Oggi, parlando con gli imprenditori, so che sono una realtà tangibile e presente. È solo uno dei grandi cambiamenti che dobbiamo affrontare ed è fondamentale giocare le nostre partite insieme. Al di là dei ruoli specifici, ognuno deve fare la sua parte».

Il senatore Guido Castelli, Commissario straordinario alla ricostruzione post sisma ha fatto arrivare il suo messaggio: «Quella che stiamo vivendo è la stagione del never normal: un tempo caratterizzato da guerre, tensioni geopolitiche, speculazioni sui mercati, aumento del costo delle materie prime, cambiamenti normativi e trasformazioni tecnologiche che impongono a tutti una capacità di adattamento continua. In questo scenario il ruolo dei commercialisti e dei professionisti contabili è ancora più strategico. Anche la ricostruzione post sisma è una creatura viva, che cambia continuamente e che richiede la capacità di integrare strumenti diversi, aggiornare procedure e cogliere nuove opportunità.
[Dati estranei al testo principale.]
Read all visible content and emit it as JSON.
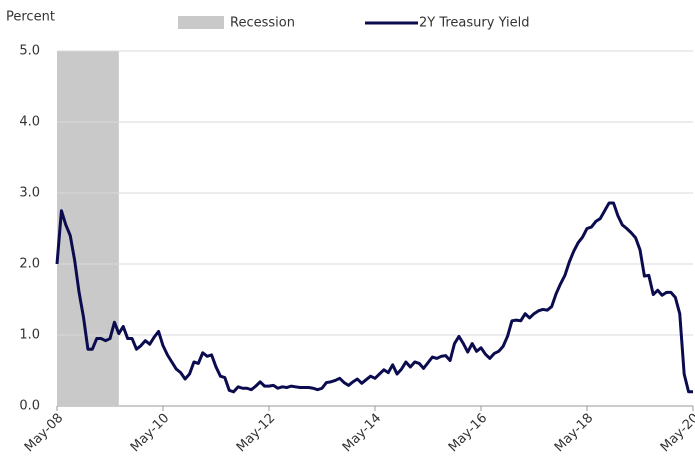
{
  "chart_data": {
    "type": "line",
    "y_axis_label": "Percent",
    "categories": [
      "May-08",
      null,
      null,
      null,
      null,
      null,
      null,
      null,
      null,
      null,
      null,
      null,
      null,
      null,
      null,
      null,
      null,
      null,
      null,
      null,
      null,
      null,
      null,
      null,
      "May-10",
      null,
      null,
      null,
      null,
      null,
      null,
      null,
      null,
      null,
      null,
      null,
      null,
      null,
      null,
      null,
      null,
      null,
      null,
      null,
      null,
      null,
      null,
      null,
      "May-12",
      null,
      null,
      null,
      null,
      null,
      null,
      null,
      null,
      null,
      null,
      null,
      null,
      null,
      null,
      null,
      null,
      null,
      null,
      null,
      null,
      null,
      null,
      null,
      "May-14",
      null,
      null,
      null,
      null,
      null,
      null,
      null,
      null,
      null,
      null,
      null,
      null,
      null,
      null,
      null,
      null,
      null,
      null,
      null,
      null,
      null,
      null,
      null,
      "May-16",
      null,
      null,
      null,
      null,
      null,
      null,
      null,
      null,
      null,
      null,
      null,
      null,
      null,
      null,
      null,
      null,
      null,
      null,
      null,
      null,
      null,
      null,
      null,
      "May-18",
      null,
      null,
      null,
      null,
      null,
      null,
      null,
      null,
      null,
      null,
      null,
      null,
      null,
      null,
      null,
      null,
      null,
      null,
      null,
      null,
      null,
      null,
      null,
      "May-20"
    ],
    "series": [
      {
        "name": "2Y Treasury Yield",
        "color": "#0b0b4f",
        "values": [
          2.0,
          2.75,
          2.55,
          2.4,
          2.05,
          1.6,
          1.25,
          0.8,
          0.8,
          0.95,
          0.95,
          0.92,
          0.95,
          1.18,
          1.02,
          1.12,
          0.95,
          0.95,
          0.8,
          0.85,
          0.92,
          0.87,
          0.97,
          1.05,
          0.85,
          0.72,
          0.62,
          0.52,
          0.47,
          0.38,
          0.45,
          0.62,
          0.6,
          0.75,
          0.7,
          0.72,
          0.55,
          0.42,
          0.4,
          0.22,
          0.2,
          0.27,
          0.25,
          0.25,
          0.23,
          0.28,
          0.34,
          0.28,
          0.28,
          0.29,
          0.25,
          0.27,
          0.26,
          0.28,
          0.27,
          0.26,
          0.26,
          0.26,
          0.25,
          0.23,
          0.25,
          0.33,
          0.34,
          0.36,
          0.39,
          0.33,
          0.29,
          0.34,
          0.38,
          0.32,
          0.37,
          0.42,
          0.39,
          0.45,
          0.51,
          0.47,
          0.58,
          0.45,
          0.52,
          0.62,
          0.55,
          0.62,
          0.6,
          0.53,
          0.61,
          0.69,
          0.67,
          0.7,
          0.71,
          0.64,
          0.88,
          0.98,
          0.88,
          0.76,
          0.88,
          0.77,
          0.82,
          0.73,
          0.67,
          0.74,
          0.77,
          0.84,
          0.98,
          1.2,
          1.21,
          1.2,
          1.3,
          1.24,
          1.3,
          1.34,
          1.36,
          1.35,
          1.4,
          1.58,
          1.72,
          1.84,
          2.03,
          2.18,
          2.3,
          2.38,
          2.5,
          2.52,
          2.6,
          2.64,
          2.75,
          2.86,
          2.86,
          2.68,
          2.55,
          2.5,
          2.44,
          2.37,
          2.2,
          1.83,
          1.84,
          1.57,
          1.63,
          1.56,
          1.6,
          1.6,
          1.53,
          1.3,
          0.45,
          0.2,
          0.2
        ]
      }
    ],
    "shaded_regions": [
      {
        "name": "Recession",
        "start": 0,
        "end": 14,
        "color": "#c9c9c9"
      }
    ],
    "ylim": [
      0,
      5
    ],
    "yticks": [
      {
        "value": 0,
        "label": "0.0"
      },
      {
        "value": 1,
        "label": "1.0"
      },
      {
        "value": 2,
        "label": "2.0"
      },
      {
        "value": 3,
        "label": "3.0"
      },
      {
        "value": 4,
        "label": "4.0"
      },
      {
        "value": 5,
        "label": "5.0"
      }
    ],
    "grid": true
  }
}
Abbiamo affrontato l’aumento dei prezzi dei materiali, la conclusione dell’esperienza del Superbonus, la necessità di far dialogare risorse e strumenti differenti, costruendo un sistema capace di mettere insieme i fondi della ricostruzione con quelli destinati allo sviluppo. In una fase così complessa nessuno può pensare di affrontare le sfide da solo. Lavorare in squadra, mettendo in rete istituzioni, professionisti e imprese, è la migliore garanzia per costruire sviluppo duraturo.

È proprio dal valore delle relazioni, della competenza e della responsabilità condivisa che passa il futuro dei nostri territori». Da remoto anche l’intervento di Monsignor Nazareno Marconi, vescovo della Diocesi di Macerata che ha evidenziato le responsabilità sociali del commercialista per la comunità.

L’evento è proseguito con una visita agli spazi museali di Palazzo Buonaccorsi, uno dei luoghi simbolo del patrimonio artistico maceratese, per poi proseguire a Palazzo Cortesi con un momento conviviale che ha favorito il confronto informale e la nascita di nuove relazioni tra professionisti, amministratori, rappresentanti delle imprese e delle istituzioni.

“Il valore dell’incontro” si candida così a diventare un appuntamento dell’Ordine dei Dottori Commercialisti e degli Esperti Contabili di Macerata e Camerino, con l’obiettivo di promuovere una cultura della collaborazione e del dialogo, nella convinzione che il futuro dei territori si costruisca attraverso reti solide di competenze, fiducia e responsabilità condivisa.